1. In school, the learning has a beginning and an end.
Because school days begin and end and lessons and units and school years do too, any learning done in school has to as well.

2. In school, the quality judge is rarely the 'maker' or 'doer'
Or their peers or an authentic audience or 'client' but rather the external and singular (e.g., the teacher, a computer algorithm, etc.) This 'quality judge' is usually a person (i.e., teacher) and singular and often not an 'expert' or able to give the time and care and affection a topic or skill or project deserves due to extraordinary time demands made on them elsewhere.

3. In school, the standards for quality are different.
In school, the source for the standards for quality of work are often external and almost always 'singular' (come from one person). Among other effects, this commands the depth, quantity, timing, and 'framing' of the learning feedback.

4. The learning is externally stimulated.
And done so by the above 'quality judge.' This means it is rarely based on curiosity, genius, or intended application.

5. In school, learning is completed within a schoolroom.
Unless it's in one of the types of blended learning or project-based learning somehow done in the 'real world,' school learning is done in school. Even if it's not, the 'walled garden' of learning is institutionally-centered and standards-driven rather than based on curiosity, buying/selling, creativity, or some other 'more authentic' context.

6. The educational learning usually depends on the teacher's 'comfort level' and experience.
This one isn't the teacher's fault-it's just inherent to an outcomes-based, teacher-led classroom. It's not only difficult for a teacher to teach something they don't know or aren't comfortable with, but it can also reduce student learning or even be dangerous (e.g., privacy concerns in social media, for example).

7. In school, social culture 'aspects' are either non-serious or avoided.
In the classroom, culture is often 'added in.' In the real world, culture is (generally) often the foundation or focus of the learning and learning process. Gender, race, poverty, sexuality, politics, dance, art, and so on are rarely the driving force behind learning while in the real world, obviously they are.
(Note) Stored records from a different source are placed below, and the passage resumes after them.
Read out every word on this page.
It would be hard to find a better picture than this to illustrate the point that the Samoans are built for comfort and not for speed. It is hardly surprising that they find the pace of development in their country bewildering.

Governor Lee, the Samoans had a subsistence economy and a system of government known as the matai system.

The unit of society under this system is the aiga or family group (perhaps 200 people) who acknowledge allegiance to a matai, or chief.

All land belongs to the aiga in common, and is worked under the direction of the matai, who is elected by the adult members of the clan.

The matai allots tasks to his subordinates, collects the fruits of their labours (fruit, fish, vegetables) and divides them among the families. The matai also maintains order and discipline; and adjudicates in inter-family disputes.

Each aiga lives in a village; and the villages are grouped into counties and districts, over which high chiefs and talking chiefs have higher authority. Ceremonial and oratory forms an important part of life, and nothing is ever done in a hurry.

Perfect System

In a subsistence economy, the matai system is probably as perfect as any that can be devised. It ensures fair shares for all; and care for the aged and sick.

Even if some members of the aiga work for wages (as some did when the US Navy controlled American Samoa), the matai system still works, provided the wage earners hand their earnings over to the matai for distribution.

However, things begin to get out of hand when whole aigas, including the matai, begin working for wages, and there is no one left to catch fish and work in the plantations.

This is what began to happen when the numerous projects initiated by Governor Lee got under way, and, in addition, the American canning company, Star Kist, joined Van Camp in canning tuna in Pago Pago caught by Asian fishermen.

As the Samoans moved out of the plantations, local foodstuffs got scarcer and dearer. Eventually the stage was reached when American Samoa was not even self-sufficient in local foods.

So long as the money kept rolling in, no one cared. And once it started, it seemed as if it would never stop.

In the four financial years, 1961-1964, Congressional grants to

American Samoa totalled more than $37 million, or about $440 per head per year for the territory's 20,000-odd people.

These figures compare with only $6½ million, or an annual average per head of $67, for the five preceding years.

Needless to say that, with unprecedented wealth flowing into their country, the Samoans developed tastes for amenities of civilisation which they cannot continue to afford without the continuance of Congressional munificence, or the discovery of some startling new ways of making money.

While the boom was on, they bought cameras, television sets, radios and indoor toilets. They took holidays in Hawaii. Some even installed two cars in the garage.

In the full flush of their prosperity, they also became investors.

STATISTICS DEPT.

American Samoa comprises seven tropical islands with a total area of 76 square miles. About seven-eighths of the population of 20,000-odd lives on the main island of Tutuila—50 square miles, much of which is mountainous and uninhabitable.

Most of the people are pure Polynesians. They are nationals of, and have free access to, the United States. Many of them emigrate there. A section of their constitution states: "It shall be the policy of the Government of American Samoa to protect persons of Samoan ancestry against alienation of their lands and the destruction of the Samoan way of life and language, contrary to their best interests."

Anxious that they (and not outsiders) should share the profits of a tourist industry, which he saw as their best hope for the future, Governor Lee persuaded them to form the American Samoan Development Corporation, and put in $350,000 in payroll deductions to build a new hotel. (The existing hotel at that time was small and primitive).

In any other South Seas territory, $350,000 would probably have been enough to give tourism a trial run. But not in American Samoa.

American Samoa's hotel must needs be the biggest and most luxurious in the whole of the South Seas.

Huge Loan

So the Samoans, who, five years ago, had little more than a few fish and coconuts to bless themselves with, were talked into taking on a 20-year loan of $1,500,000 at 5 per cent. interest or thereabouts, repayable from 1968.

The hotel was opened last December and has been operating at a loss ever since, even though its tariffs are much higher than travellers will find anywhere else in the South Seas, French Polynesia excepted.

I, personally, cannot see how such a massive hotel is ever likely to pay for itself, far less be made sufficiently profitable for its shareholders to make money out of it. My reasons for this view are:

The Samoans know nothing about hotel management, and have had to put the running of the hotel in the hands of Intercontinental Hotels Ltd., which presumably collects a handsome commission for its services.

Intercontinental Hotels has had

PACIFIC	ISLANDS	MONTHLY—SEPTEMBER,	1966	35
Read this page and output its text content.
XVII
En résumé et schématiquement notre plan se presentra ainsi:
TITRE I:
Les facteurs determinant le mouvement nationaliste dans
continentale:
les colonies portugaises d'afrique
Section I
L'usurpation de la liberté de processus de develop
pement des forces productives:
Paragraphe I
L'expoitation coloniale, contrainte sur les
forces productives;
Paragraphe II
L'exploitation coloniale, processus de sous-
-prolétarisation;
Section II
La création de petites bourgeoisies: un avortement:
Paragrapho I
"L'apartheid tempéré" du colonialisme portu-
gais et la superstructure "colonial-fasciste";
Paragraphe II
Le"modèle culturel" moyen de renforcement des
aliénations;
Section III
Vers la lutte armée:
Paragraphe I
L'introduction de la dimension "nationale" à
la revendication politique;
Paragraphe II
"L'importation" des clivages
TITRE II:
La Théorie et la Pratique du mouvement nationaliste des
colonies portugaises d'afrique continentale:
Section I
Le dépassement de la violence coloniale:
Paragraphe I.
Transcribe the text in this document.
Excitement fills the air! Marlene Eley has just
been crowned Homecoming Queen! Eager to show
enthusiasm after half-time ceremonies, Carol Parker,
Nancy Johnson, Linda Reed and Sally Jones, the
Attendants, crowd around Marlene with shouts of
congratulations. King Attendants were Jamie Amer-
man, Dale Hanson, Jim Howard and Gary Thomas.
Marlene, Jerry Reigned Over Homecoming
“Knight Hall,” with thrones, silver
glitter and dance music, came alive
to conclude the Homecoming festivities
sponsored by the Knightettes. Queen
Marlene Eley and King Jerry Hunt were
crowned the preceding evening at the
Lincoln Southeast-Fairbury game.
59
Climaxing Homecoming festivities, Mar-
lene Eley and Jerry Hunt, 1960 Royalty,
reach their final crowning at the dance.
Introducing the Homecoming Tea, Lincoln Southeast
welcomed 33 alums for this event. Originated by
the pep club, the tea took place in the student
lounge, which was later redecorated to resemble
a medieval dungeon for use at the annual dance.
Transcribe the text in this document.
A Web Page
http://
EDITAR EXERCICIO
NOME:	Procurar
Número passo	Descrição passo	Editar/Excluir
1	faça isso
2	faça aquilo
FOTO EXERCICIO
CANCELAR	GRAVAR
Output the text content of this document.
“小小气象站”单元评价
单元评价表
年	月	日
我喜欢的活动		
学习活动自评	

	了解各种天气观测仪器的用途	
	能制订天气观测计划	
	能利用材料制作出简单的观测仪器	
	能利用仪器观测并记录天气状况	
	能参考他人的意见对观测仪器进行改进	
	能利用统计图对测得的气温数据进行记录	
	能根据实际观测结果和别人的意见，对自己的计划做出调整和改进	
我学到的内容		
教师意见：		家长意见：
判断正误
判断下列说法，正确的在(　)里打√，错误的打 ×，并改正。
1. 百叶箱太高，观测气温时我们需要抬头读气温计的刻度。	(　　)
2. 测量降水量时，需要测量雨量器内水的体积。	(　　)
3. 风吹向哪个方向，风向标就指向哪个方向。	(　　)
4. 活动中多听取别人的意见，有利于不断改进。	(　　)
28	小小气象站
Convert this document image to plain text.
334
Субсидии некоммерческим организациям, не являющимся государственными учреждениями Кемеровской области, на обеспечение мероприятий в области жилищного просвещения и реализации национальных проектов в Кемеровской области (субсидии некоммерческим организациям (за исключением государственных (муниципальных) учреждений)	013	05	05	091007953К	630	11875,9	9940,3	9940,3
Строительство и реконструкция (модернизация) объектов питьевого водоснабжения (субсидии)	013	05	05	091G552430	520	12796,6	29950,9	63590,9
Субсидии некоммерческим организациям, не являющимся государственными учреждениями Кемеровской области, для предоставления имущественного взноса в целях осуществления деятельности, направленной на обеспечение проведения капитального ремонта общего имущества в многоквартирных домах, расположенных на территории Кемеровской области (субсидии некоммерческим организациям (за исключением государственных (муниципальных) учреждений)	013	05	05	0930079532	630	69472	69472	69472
8. It's based on content areas.
While learning in the real world can sometimes be based on 'math' and 'language arts,' more commonly those content areas are simply sources to inform and improve the learning process itself. For example, if someone wants to learn to build a fence, they might learn to calculate area and perimeter to accomplish that goal. In school, those content areas are 'mastered' in hopes that one day students might need to use that skill or apply that knowledge.

9. In school, the work is graded.
And those grades-rather than the work and process and products and networks created while doing that graded work-tends to 'stick' with students.